Nesta edição dos ARQUIVOS de GASTROENTEROLOGIA há a apresentação de um trabalho
(1) que demonstra essa situação.
A fiscalização sobre o funcionamento dos serviços médicos é atribuição do
sistema de vigilância sanitária e dos conselhos de medicina. As sociedades de
especialidade não têm este poder, ficando limitadas à intermediação de
eventuais reclamações de seus associados que, como regra geral, não formalizam
as denúncias de irregularidades por receio de retaliações. Embora haja na SOBED
assistência individualizada ao médico associado, o nível de atuação mais eficaz
e abrangente se faz diretamente nas instituições governamentais ou
representativas de classe.
Em decorrência do trabalho anteriormente desenvolvido na ANVISA, a SOBED por
intermédio da sua comissão específica, participa ativamente do grupo de estudos
formado também por representantes das demais especialidades que atuam em atos
médicos endoscópicos por vias exclusivamente naturais, na confecção de proposta
de Resolução para estes serviços. Trabalho quase que totalmente concluído e
prestes a entrar em consulta pública, que embora não crie novas regras,
sintetiza as normas existentes e dá as diretrizes fundamentais para serviços de
qualidade.
Também fomos ao Conselho Federal de Medicina (CFM) para participar da
atualização do manual de fiscalização dos serviços médicos. Nesta reunião foram
colocadas as metas daquela Comissão do Conselho, entre as quais, a firme
intenção de atuação na melhora das condições de trabalho do médico tanto na
rede pública como privada. Por outro lado, tivemos oportunidade de colocar as
dificuldades da especialidade abordando temas relevantes como relações com a
Medicina Suplementar, vigilâncias sanitárias, outros conselhos profissionais,
auditores, serviços de má qualidade, dentre outros. O material solicitado pelo
CFM foi entregue antes do prazo estipulado, onde reforçamos pontos importantes
para o exercício da especialidade e temos que aguardar pelos resultados.

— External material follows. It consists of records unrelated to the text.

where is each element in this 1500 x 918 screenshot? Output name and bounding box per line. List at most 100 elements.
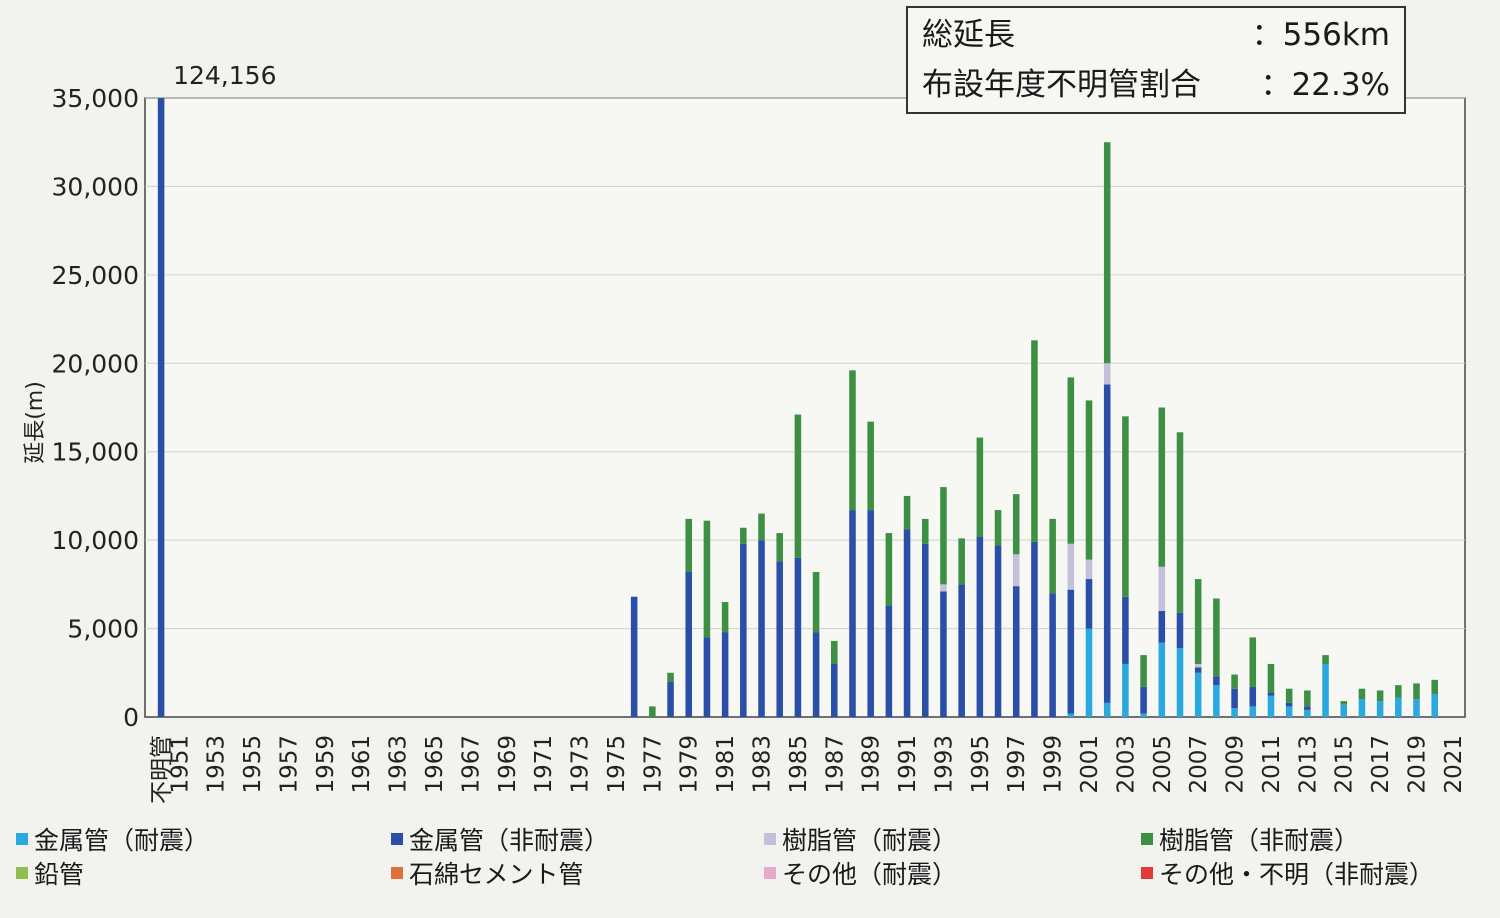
- bar-segment: [721, 602, 729, 633]
- bar-segment: [940, 584, 947, 592]
- bar-segment: [721, 632, 729, 717]
- bar-segment: [740, 543, 747, 717]
- bar-segment: [1049, 518, 1056, 594]
- bar-segment: [1431, 694, 1438, 717]
- bar-segment: [1122, 663, 1129, 717]
- bar-segment: [1194, 667, 1202, 673]
- x-tick-label: 1985: [786, 735, 812, 794]
- bar-segment: [758, 513, 765, 541]
- bar-segment: [1213, 685, 1220, 717]
- bar-segment: [1085, 559, 1093, 580]
- bar-segment: [630, 596, 638, 717]
- bar-segment: [958, 538, 965, 585]
- x-tick-label: 2019: [1405, 735, 1431, 794]
- bar-segment: [1231, 674, 1238, 689]
- legend-swatch: [391, 833, 403, 845]
- legend-label: 金属管（耐震）: [34, 826, 210, 855]
- chart-legend: 金属管（耐震） 金属管（非耐震） 樹脂管（耐震） 樹脂管（非耐震） 鉛管 石綿セメント管 そ…: [16, 822, 1486, 898]
- x-tick-label: 1983: [750, 735, 776, 794]
- x-tick-label: 1951: [167, 735, 193, 794]
- bar-segment: [1012, 494, 1020, 555]
- bar-segment: [157, 98, 165, 717]
- bar-segment: [685, 571, 693, 717]
- legend-item: その他（耐震）: [764, 856, 957, 890]
- x-tick-label: 1995: [968, 735, 994, 794]
- bar-segment: [1194, 672, 1202, 717]
- x-tick-label: 1961: [349, 735, 375, 794]
- legend-label: 鉛管: [34, 860, 85, 889]
- bar-segment: [849, 370, 856, 511]
- bar-segment: [1158, 610, 1166, 643]
- bar-segment: [903, 495, 911, 530]
- legend-item: 樹脂管（非耐震）: [1141, 822, 1359, 856]
- bar-segment: [1067, 543, 1075, 590]
- x-tick-label: 1953: [204, 735, 230, 794]
- bar-segment: [831, 640, 838, 664]
- y-tick-label: 35,000: [52, 84, 139, 113]
- bar-segment: [1213, 676, 1220, 686]
- bar-segment: [1322, 663, 1329, 717]
- bar-segment: [1085, 400, 1093, 560]
- x-tick-label: 1999: [1041, 735, 1067, 794]
- data-label: 124,156: [173, 61, 276, 90]
- y-tick-label: 30,000: [52, 172, 139, 201]
- bar-segment: [1176, 432, 1184, 613]
- x-tick-label: 1993: [931, 735, 957, 794]
- bar-segment: [1176, 648, 1184, 717]
- bar-segment: [649, 706, 656, 717]
- bar-segment: [1231, 708, 1238, 717]
- bar-segment: [1012, 586, 1020, 717]
- x-tick-label: 1979: [677, 735, 703, 794]
- bar-segment: [1413, 699, 1420, 717]
- legend-swatch: [16, 867, 28, 879]
- bar-segment: [1285, 706, 1293, 717]
- bar-segment: [867, 421, 874, 511]
- summary-total-row: 総延長 ：556km: [922, 10, 1390, 60]
- bar-segment: [1395, 685, 1402, 698]
- x-tick-label: 2009: [1223, 735, 1249, 794]
- legend-item: 金属管（非耐震）: [391, 822, 609, 856]
- x-tick-label: 1955: [240, 735, 266, 794]
- bar-segment: [1049, 593, 1056, 717]
- legend-item: その他・不明（非耐震）: [1141, 856, 1434, 890]
- x-tick-label: 1975: [604, 735, 630, 794]
- x-tick-label: 1973: [568, 735, 594, 794]
- x-tick-label: 1959: [313, 735, 339, 794]
- bar-segment: [1140, 686, 1147, 714]
- bar-segment: [740, 527, 747, 544]
- bar-segment: [812, 571, 820, 633]
- bar-segment: [1194, 579, 1202, 664]
- legend-item: 金属管（耐震）: [16, 822, 209, 856]
- bar-segment: [776, 533, 783, 562]
- y-tick-label: 15,000: [52, 438, 139, 467]
- bar-segment: [1158, 566, 1166, 611]
- x-tick-label: 1971: [531, 735, 557, 794]
- bar-segment: [1231, 688, 1238, 709]
- bar-segment: [958, 584, 965, 717]
- bar-segment: [1304, 706, 1311, 710]
- bar-segment: [1249, 706, 1257, 717]
- legend-label: 樹脂管（耐震）: [782, 826, 958, 855]
- summary-total-label: 総延長: [922, 17, 1015, 53]
- bar-segment: [976, 536, 984, 717]
- legend-swatch: [1141, 833, 1153, 845]
- plot-area: [144, 97, 1466, 718]
- bar-segment: [849, 510, 856, 717]
- legend-item: 鉛管: [16, 856, 84, 890]
- bar-segment: [1213, 598, 1220, 677]
- bar-segment: [831, 663, 838, 717]
- legend-label: その他・不明（非耐震）: [1159, 860, 1435, 889]
- x-tick-label: 2021: [1441, 735, 1467, 794]
- summary-total-value: ：556km: [1251, 17, 1390, 53]
- bar-segment: [921, 518, 929, 544]
- bar-segment: [1067, 377, 1075, 544]
- bar-segment: [794, 414, 802, 558]
- x-tick-label: 2007: [1186, 735, 1212, 794]
- bar-segment: [1285, 702, 1293, 707]
- bar-segment: [1103, 702, 1111, 717]
- x-tick-label: 2017: [1368, 735, 1394, 794]
- bar-segment: [667, 681, 674, 717]
- x-tick-label: 2013: [1295, 735, 1321, 794]
- bar-segment: [1431, 679, 1438, 695]
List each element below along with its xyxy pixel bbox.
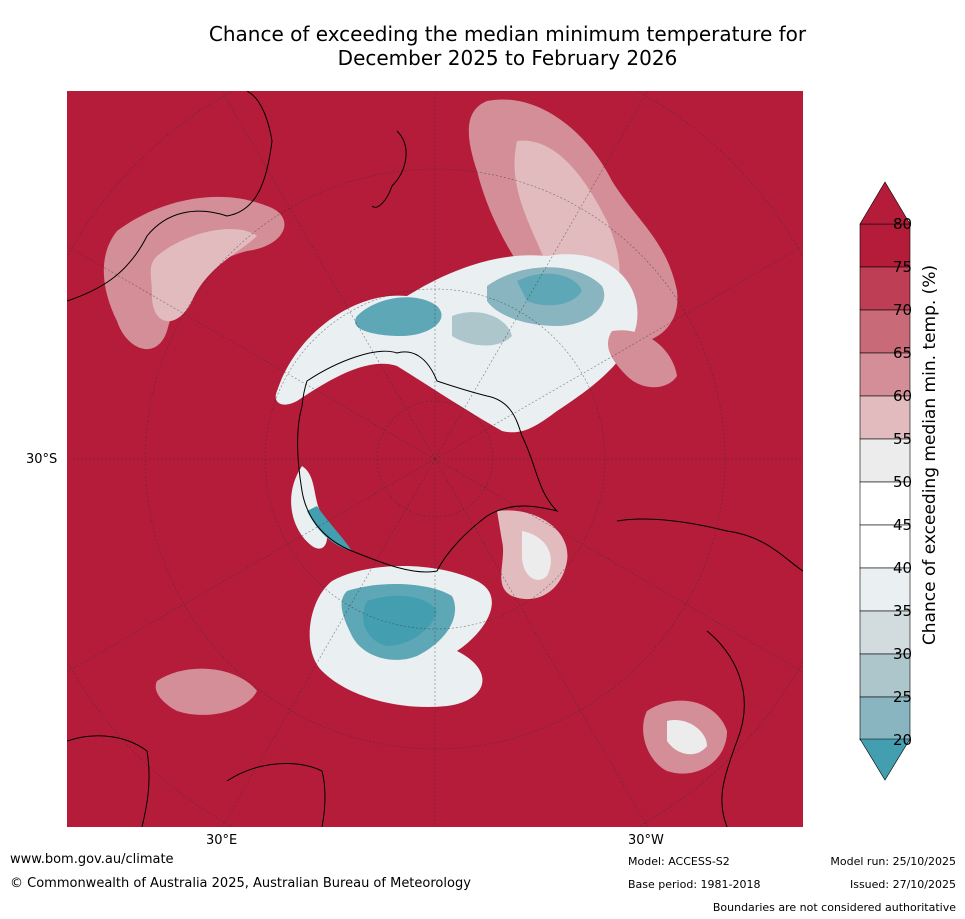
coast-africa — [67, 735, 326, 827]
colorbar-tick-label: 45 — [893, 516, 913, 534]
polar-map — [67, 91, 803, 827]
anomaly-patch-se-inner — [667, 720, 707, 755]
colorbar-tick-label: 55 — [893, 430, 913, 448]
coast-antarctica — [297, 350, 559, 573]
lon-label-30e: 30°E — [206, 833, 238, 848]
colorbar-box — [859, 395, 911, 440]
colorbar — [859, 181, 911, 781]
cool-patch-north-mid — [452, 312, 512, 346]
footer-model-run: Model run: 25/10/2025 — [830, 855, 956, 868]
footer-base-period: Base period: 1981-2018 — [628, 878, 761, 891]
neutral-arc-east-inner — [522, 531, 551, 580]
footer-website[interactable]: www.bom.gov.au/climate — [10, 852, 174, 867]
graticule-meridian-8 — [434, 91, 649, 460]
footer-disclaimer: Boundaries are not considered authoritat… — [712, 901, 956, 914]
anomaly-patch-australia-inner — [150, 228, 257, 322]
colorbar-box — [859, 223, 911, 268]
graticule-meridian-12 — [434, 458, 803, 673]
colorbar-tick-label: 60 — [893, 387, 913, 405]
coastlines — [67, 91, 803, 827]
cool-patch-north-west — [355, 297, 442, 336]
colorbar-tick-label: 80 — [893, 215, 913, 233]
colorbar-top-arrow — [859, 181, 911, 225]
footer-model: Model: ACCESS-S2 — [628, 855, 730, 868]
graticule-meridian-9 — [67, 245, 436, 460]
colorbar-tick-label: 65 — [893, 344, 913, 362]
colorbar-tick-label: 30 — [893, 645, 913, 663]
footer-issued: Issued: 27/10/2025 — [849, 878, 956, 891]
anomaly-patch-sw — [155, 668, 257, 715]
graticule — [67, 91, 803, 827]
colorbar-tick-label: 25 — [893, 688, 913, 706]
colorbar-tick-label: 40 — [893, 559, 913, 577]
colorbar-tick-label: 35 — [893, 602, 913, 620]
anomaly-patch-east — [607, 330, 677, 388]
graticule-meridian-10 — [434, 245, 803, 460]
colorbar-bottom-arrow — [859, 738, 911, 781]
graticule-meridian-5 — [221, 458, 436, 827]
title-line-2: December 2025 to February 2026 — [337, 46, 678, 70]
cool-patch-south-core — [363, 595, 437, 646]
coast-australia — [67, 91, 273, 302]
colorbar-box — [859, 524, 911, 569]
title-line-1: Chance of exceeding the median minimum t… — [208, 22, 807, 46]
colorbar-box — [859, 653, 911, 698]
colorbar-box — [859, 610, 911, 655]
graticule-meridian-11 — [67, 458, 436, 673]
cool-patch-north-east-core — [517, 273, 582, 306]
colorbar-box — [859, 696, 911, 741]
graticule-meridian-7 — [221, 91, 436, 460]
chart-title: Chance of exceeding the median minimum t… — [60, 22, 955, 70]
colorbar-label: Chance of exceeding median min. temp. (%… — [920, 264, 940, 646]
colorbar-box — [859, 438, 911, 483]
colorbar-box — [859, 309, 911, 354]
coast-new-zealand — [371, 130, 407, 208]
colorbar-box — [859, 266, 911, 311]
colorbar-box — [859, 481, 911, 526]
lon-label-30w: 30°W — [628, 833, 664, 848]
colorbar-tick-label: 70 — [893, 301, 913, 319]
coast-south-america — [616, 518, 803, 827]
colorbar-box — [859, 567, 911, 612]
cool-arc-west — [307, 506, 352, 551]
colorbar-tick-label: 75 — [893, 258, 913, 276]
colorbar-tick-label: 20 — [893, 731, 913, 749]
graticule-meridian-6 — [434, 458, 649, 827]
lat-label-30s: 30°S — [26, 452, 58, 467]
footer-copyright: © Commonwealth of Australia 2025, Austra… — [10, 876, 471, 891]
colorbar-tick-label: 50 — [893, 473, 913, 491]
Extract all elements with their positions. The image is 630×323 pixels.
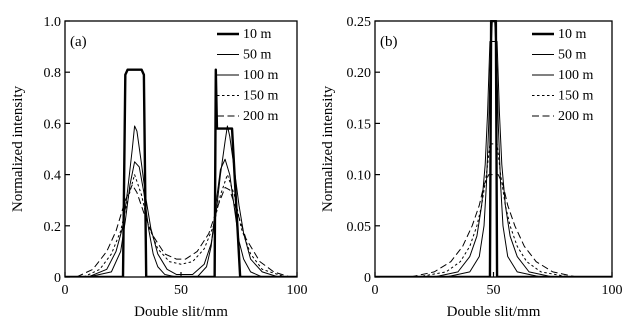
x-tick-label: 0 (372, 283, 379, 298)
x-tick-label: 0 (62, 283, 69, 298)
series-line-150m (417, 143, 570, 277)
legend-label: 10 m (243, 27, 272, 42)
legend-label: 100 m (558, 68, 594, 83)
legend-label: 200 m (558, 109, 594, 124)
series-line-50m (445, 20, 542, 277)
y-tick-label: 0.25 (347, 15, 372, 30)
panel-label: (a) (70, 34, 87, 50)
legend-label: 10 m (558, 27, 587, 42)
legend: 10 m 50 m 100 m 150 m 200 m (217, 27, 279, 124)
y-tick-label: 0.2 (44, 220, 62, 235)
x-tick-label: 50 (174, 283, 188, 298)
y-tick-label: 0.4 (44, 169, 62, 184)
legend-label: 200 m (243, 109, 279, 124)
y-axis-label: Normalized intensity (10, 85, 26, 212)
legend-label: 100 m (243, 68, 279, 83)
y-tick-label: 0.10 (347, 169, 372, 184)
y-tick-label: 0 (54, 271, 61, 286)
series-line-50m (88, 158, 279, 277)
series-line-150m (83, 174, 286, 277)
legend-label: 50 m (558, 48, 587, 63)
legend-label: 150 m (558, 89, 594, 104)
y-tick-label: 0.05 (347, 220, 372, 235)
series-group (65, 68, 297, 277)
legend: 10 m 50 m 100 m 150 m 200 m (532, 27, 594, 124)
series-line-100m (434, 40, 553, 277)
x-tick-label: 100 (602, 283, 623, 298)
panel-label: (b) (380, 34, 398, 50)
y-tick-label: 0.20 (347, 66, 372, 81)
x-axis-label: Double slit/mm (134, 304, 228, 320)
y-tick-label: 0.15 (347, 117, 372, 132)
x-axis-label: Double slit/mm (447, 304, 541, 320)
y-tick-label: 0 (364, 271, 371, 286)
series-line-100m (88, 125, 279, 277)
legend-label: 150 m (243, 89, 279, 104)
legend-label: 50 m (243, 48, 272, 63)
x-tick-label: 50 (487, 283, 501, 298)
series-line-200m (76, 184, 291, 277)
y-tick-label: 0.6 (44, 117, 62, 132)
x-tick-label: 100 (287, 283, 308, 298)
y-axis-label: Normalized intensity (320, 85, 336, 212)
chart-panel-a: 0 0.2 0.4 0.6 0.8 1.0 0 50 100 Double slit/mm Norm… (10, 15, 308, 320)
chart-panel-b: 0 0.05 0.10 0.15 0.20 0.25 0 50 100 Double slit/m… (320, 15, 623, 320)
y-tick-label: 1.0 (44, 15, 62, 30)
series-line-200m (410, 174, 577, 277)
series-line-10m (65, 68, 297, 277)
y-tick-label: 0.8 (44, 66, 62, 81)
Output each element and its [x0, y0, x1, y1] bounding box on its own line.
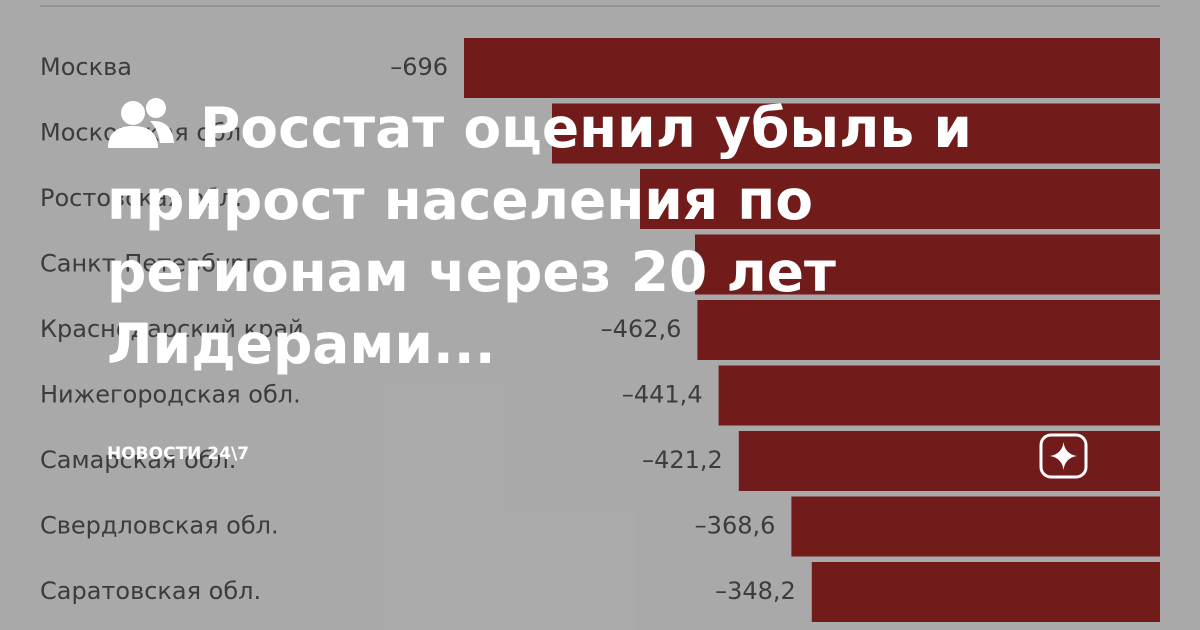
category-label: Москва: [40, 53, 132, 81]
value-label: –696: [390, 53, 448, 81]
category-label: Свердловская обл.: [40, 512, 279, 540]
bar: [695, 234, 1160, 295]
bar: [464, 38, 1160, 98]
category-label: Санкт-Петербург: [40, 250, 258, 278]
value-label: –348,2: [715, 577, 796, 605]
category-label: Саратовская обл.: [40, 577, 261, 605]
bar: [738, 431, 1160, 491]
bar: [552, 103, 1160, 164]
bar: [791, 496, 1160, 557]
source-name[interactable]: НОВОСТИ 24\7: [107, 444, 250, 464]
bar: [718, 365, 1160, 426]
value-label: –368,6: [695, 512, 776, 540]
bar: [697, 300, 1160, 360]
value-label: –462,6: [601, 315, 682, 343]
group-icon: [108, 98, 174, 148]
value-label: –441,4: [622, 381, 703, 409]
category-label: Краснодарский край: [40, 315, 304, 343]
category-label: Самарская обл.: [40, 446, 236, 474]
bar: [640, 169, 1160, 229]
value-label: –421,2: [642, 446, 723, 474]
bar: [811, 562, 1160, 622]
dzen-logo: [1039, 433, 1088, 479]
category-label: Нижегородская обл.: [40, 381, 301, 409]
category-label: Ростовская обл.: [40, 184, 242, 212]
headline[interactable]: Росстат оценил убыль и прирост населения…: [107, 96, 972, 376]
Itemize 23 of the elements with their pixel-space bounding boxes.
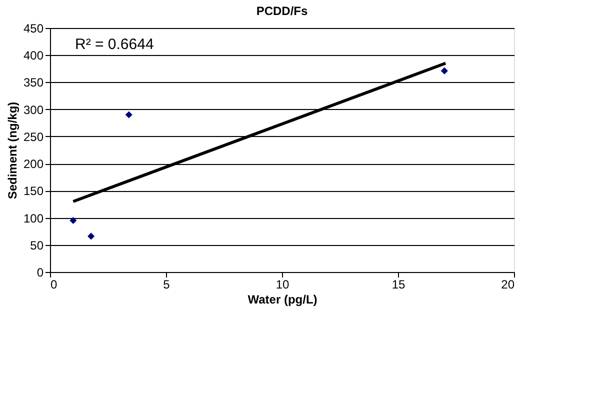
- point: [70, 216, 77, 224]
- y-tick-label: 50: [30, 238, 44, 252]
- y-tick-label: 300: [23, 102, 44, 117]
- point: [125, 111, 132, 118]
- y-tick-label: 400: [23, 48, 44, 63]
- point: [88, 232, 95, 240]
- y-tick-label: 100: [23, 211, 44, 226]
- y-axis-title: Sediment (ng/kg): [5, 102, 20, 200]
- x-tick-label: 20: [501, 278, 515, 292]
- y-tick-label: 200: [23, 157, 44, 172]
- x-tick-label: 15: [392, 278, 406, 292]
- y-tick-label: 350: [23, 76, 44, 90]
- y-tick-label: 150: [23, 184, 44, 198]
- x-axis-title: Water (pg/L): [248, 292, 318, 306]
- x-tick-label: 10: [276, 278, 290, 292]
- point: [440, 67, 448, 74]
- x-tick-label: 0: [50, 278, 58, 292]
- x-tick-label: 5: [163, 278, 170, 292]
- y-tick-label: 0: [36, 266, 44, 280]
- annotation: R² = 0.6644: [75, 36, 154, 53]
- chart-title: PCDD/Fs: [256, 4, 308, 18]
- y-tick-label: 450: [23, 22, 44, 36]
- y-tick-label: 250: [23, 130, 44, 144]
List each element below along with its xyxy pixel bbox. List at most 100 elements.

Os próximos passos, além de outras metas que estabelecemos para a atual gestão,
incluem a Agência Nacional de Saúde - ANS, que desde sua criação até hoje, tem
sistematicamente negligenciado a relação de equilíbrio financeiro entre
prestadores e tomadores de serviços, condenando os serviços e médicos sem poder
econômico, a arcarem com os custos cada vez mais elevados da assistência à
saúde. Muitos dos descumprimentos das normas reguladoras têm neste
desequilíbrio sua origem, com alguns resultados dramáticos.
Temos um longo caminho pela frente, pois perdemos muito ao longo dos anos e
recuperar parte do que ficou no passado, por toda a classe médica, necessitará
de um esforço imenso, que não pode ser interrompido, de todas as instituições
médicas e principalmente dos profissionais médicos. As vitórias são conseguidas
a duras penas com uma lentidão inacreditável, mas cruzar os braços e esperar
que outros façam nosso trabalho não é solução aceitável.
REFERÊNCIA
1. Barbosa JM, Souza ACS, Tipple AFV, Pimenta FC, Leão LSNO, Silva SRMC.
Endoscope reprocessing using glutaraldehyde in endoscopy services of Goiania,
Brazil. Arq Gastroenterol. 2010;47(3):219-24.